An diesem Beispiel zeigt sich etwas, was für andere (Lebens-, Glaubens-)Bereiche auch gilt: Corona macht Dinge deutlicher, die schon vor der Pandemie existierten und galten. Im konkreten Fall die unterschiedliche Sicht auf die kirchliche Feier der Trauung. So sehr ich als Priester dem jungen Paar ein großes Fest wünsche und meinen Beitrag dazu leisten will, so sehr würde ich mir andererseits wünschen, dass das junge Paar sich das Sakrament spendet, auch wenn die äußeren Bedingungen keine große Feier zulassen. Das junge Paar denkt anders! Und das galt eben schon vor Corona. Die kirchliche Trauung ist – ich formuliere das jetzt etwas ungeschützt – für die Brautleute ein Bestandteil ihres Hochzeitstages, vielleicht nicht ein unwichtiger, nicht nur ein austauschbares Accessoire, aber keinesfalls das Zentrum, mit dem alles steht und fällt. So ist das eben. Und das war vor Corona klar und tritt nun deutlich ans Tageslicht.

Ähnlich wie das junge Paar sich entscheiden muss, wie es mit der geplanten Trauung umgeht, so müssen sich viele Menschen entscheiden, wie sie es mit der Mitfeier des Sonntagsgottesdienstes halten. Falls denn einer stattfindet. Da gibt es die Rücksichtnahme auf die eigene Gesundheit, Regelungen im Kirchenraum (Abstand, Mund-Nasen-Bedeckung, evtl. beschränkte Plätze, Anmeldevorschriften etc.) usw. Und von nicht nur einer Pfarrgemeinde war zu hören, dass an Weihnachten keinesfalls alle (reduzierten) Plätze in Anspruch genommen wurden, es gab kein Gerangel bei der Anmeldung.

Die Erfahrungen bei gestreamten Gottesdiensten sind sehr verschieden. „Es ist halt doch nicht dasselbe“, sagen viele. Manchmal lässt die Qualität zu wünschen übrig, auf der anderen Seite machen aber auch Menschen Entdeckungen, freuen sich an gestreamten Gottesdiensten, guten Predigten, kreativen Ideen. Und werden dadurch in ihrem Glauben bereichert.

Etwas enttäuscht, fast ein wenig verärgert, war ich, als ich am Ende einer gestreamten Eucharistiefeier den (von mir sehr geschätzten!) Bischof sagen hörte: „Sie sind nicht allein, die Kirche betet für Sie!“. Klar, er hat es „gut gemeint“, wollte die Zusehenden trösten, aufbauen, aber mit welcher Formulierung! Die Kirche ist doch nicht nur im Dom beim bischöflichen Hochamt, sondern auch beim alten Ehepaar, das zu Hause vor dem Fernseher sitzt.
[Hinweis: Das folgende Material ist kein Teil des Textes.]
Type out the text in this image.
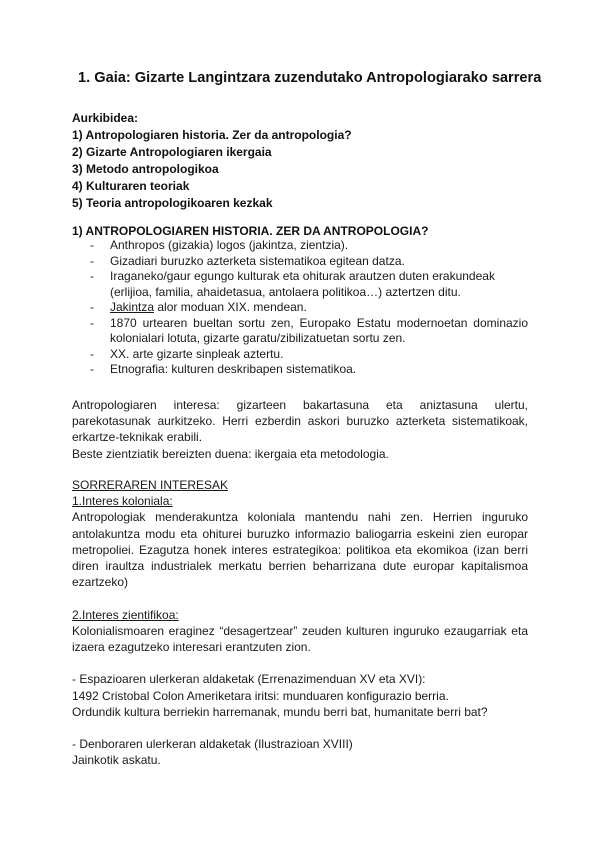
1. Gaia: Gizarte Langintzara zuzendutako Antropologiarako sarrera
Aurkibidea:
1) Antropologiaren historia. Zer da antropologia?
2) Gizarte Antropologiaren ikergaia
3) Metodo antropologikoa
4) Kulturaren teoriak
5) Teoria antropologikoaren kezkak
1) ANTROPOLOGIAREN HISTORIA. ZER DA ANTROPOLOGIA?
- Anthropos (gizakia) logos (jakintza, zientzia).
- Gizadiari buruzko azterketa sistematikoa egitean datza.
- Iraganeko/gaur egungo kulturak eta ohiturak arautzen duten erakundeak (erlijioa, familia, ahaidetasua, antolaera politikoa…) aztertzen ditu.
- Jakintza alor moduan XIX. mendean.
- 1870 urtearen bueltan sortu zen, Europako Estatu modernoetan dominazio kolonialari lotuta, gizarte garatu/zibilizatuetan sortu zen.
- XX. arte gizarte sinpleak aztertu.
- Etnografia: kulturen deskribapen sistematikoa.
Antropologiaren interesa: gizarteen bakartasuna eta aniztasuna ulertu, parekotasunak aurkitzeko. Herri ezberdin askori buruzko azterketa sistematikoak, erkartze-teknikak erabili.
Beste zientziatik bereizten duena: ikergaia eta metodologia.
SORRERAREN INTERESAK
1.Interes koloniala:
Antropologiak menderakuntza koloniala mantendu nahi zen. Herrien inguruko antolakuntza modu eta ohiturei buruzko informazio baliogarria eskeini zien europar metropoliei. Ezagutza honek interes estrategikoa: politikoa eta ekomikoa (izan berri diren iraultza industrialek merkatu berrien beharrizana dute europar kapitalismoa ezartzeko)
2.Interes zientifikoa:
Kolonialismoaren eraginez “desagertzear” zeuden kulturen inguruko ezaugarriak eta izaera ezagutzeko interesari erantzuten zion.
- Espazioaren ulerkeran aldaketak (Errenazimenduan XV eta XVI):
1492 Cristobal Colon Ameriketara iritsi: munduaren konfigurazio berria.
Ordundik kultura berriekin harremanak, mundu berri bat, humanitate berri bat?
- Denboraren ulerkeran aldaketak (Ilustrazioan XVIII)
Jainkotik askatu.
Aber eben: glauben wir wirklich daran? Das scheint mir so der Knackpunkt oder die Kernfrage im Hinblick auf zukünftige Entwicklungen zu sein. Schon früher hat es mich befremdet, wenn Radio Vatikan von den „Besuchern eines Papstgottesdienstes“ gesprochen hat. Vielleicht bin ich da zu empfindlich. Aber für mich schwingt der Gedanke an einen Konzertbesucher mit, der sich etwas bieten lässt. Gottesdienstteilnahme ist und will etwas anderes, da bin ich nicht nur Empfangende/r.

„Die Kirche“ gibt kein gutes Bild ab zur Zeit. Und das muss und darf gesagt werden. Aber sage ich es über „die Kirche“ oder über „meine Kirche“? Wobei ich Verständnis dafür habe, wenn jemand nicht mehr „meine Kirche“ sagen mag – oder kann.

Was ich mir wünschte ist, dass Glaubende einerseits traurig sein können, weil sie merken, dass die Gemeinschaft der Glaubenden zu wünschen übrig lässt, dass sie sich andererseits davon aber nicht in ihrem persönlichen Glauben durcheinander bringen lassen, sondern im Gegenteil im persönlichen Glauben wachsen, weil sie erkennen, dass dieser sich nicht abstützen kann auf Menschen. Dass wir immer mehr hinein wachsen in eine persönliche Beziehung zu Jesus, die uns dann auch wieder neu und vertieft miteinander glauben lässt, und – im Idealfall – auch Halt und Hoffnung auf persönlich schweren Wegetappen gibt.